Since Sideways came out, the reported Merlot acreage in California has dropped by 7,650 acres. Some would have likely died anyways, some would have been replanted to other crops or turned over to non-agricultural use, and many acres would have simply been budded over, but to keep things easy, let’s assume it was all replanted to another grape. Replanting costs vary greatly by area and year, but one might estimate a cost of $15K over 3 years for the state. Additionally, we could assume about half that again in lost profits from Merlot grapes over those 3 years. Finally, we could adjust upward for inflation and get an easy-to-use estimate of $25K per acre. Do the math and you get a loss of just over $191 million. Add that to the first number and we get about $410 million in losses. And though the second number is only a back-of-the-napkin estimate, the fruit left un-harvested and the losses from 2004 of grapes sold on the spot market (which I could not quantify), would likely make up for any overestimate there.

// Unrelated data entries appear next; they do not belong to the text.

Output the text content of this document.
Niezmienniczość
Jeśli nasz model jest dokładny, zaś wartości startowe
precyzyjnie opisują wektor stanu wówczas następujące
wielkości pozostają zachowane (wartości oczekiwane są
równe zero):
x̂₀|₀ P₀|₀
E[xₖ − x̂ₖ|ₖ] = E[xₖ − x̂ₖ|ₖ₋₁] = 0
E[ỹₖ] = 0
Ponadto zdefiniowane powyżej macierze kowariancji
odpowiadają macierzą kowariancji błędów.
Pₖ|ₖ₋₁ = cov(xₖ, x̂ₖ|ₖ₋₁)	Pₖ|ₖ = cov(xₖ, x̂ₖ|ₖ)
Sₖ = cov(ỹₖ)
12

But before we can blame Paul Giamatti for this, let’s take a quick look in the mirror. Did Giamatti’s character utter that drunken phrase because he hated how Merlots taste? No, what he was getting at was that he could not respect someone who picked a wine based on it being a Merlot, with no other information. Why? Because the industry had overplanted Merlot and was shoving sub-standard Merlots through their sales channels and into the consumers’ mouths. Merlot was great for growers, since it’s easy; great for marketers, because it was abundant and, therefore, worth pushing; and great for distributors, because it was turned into a fashionable or at least well-known wine that was easy to sell regardless of quality. For the same reasons it was great for the industry, it ceased being great for the consumer. Then, just at the moment that overplanting was about to destroy prices, Big Bad Paul came and made it much, much worse.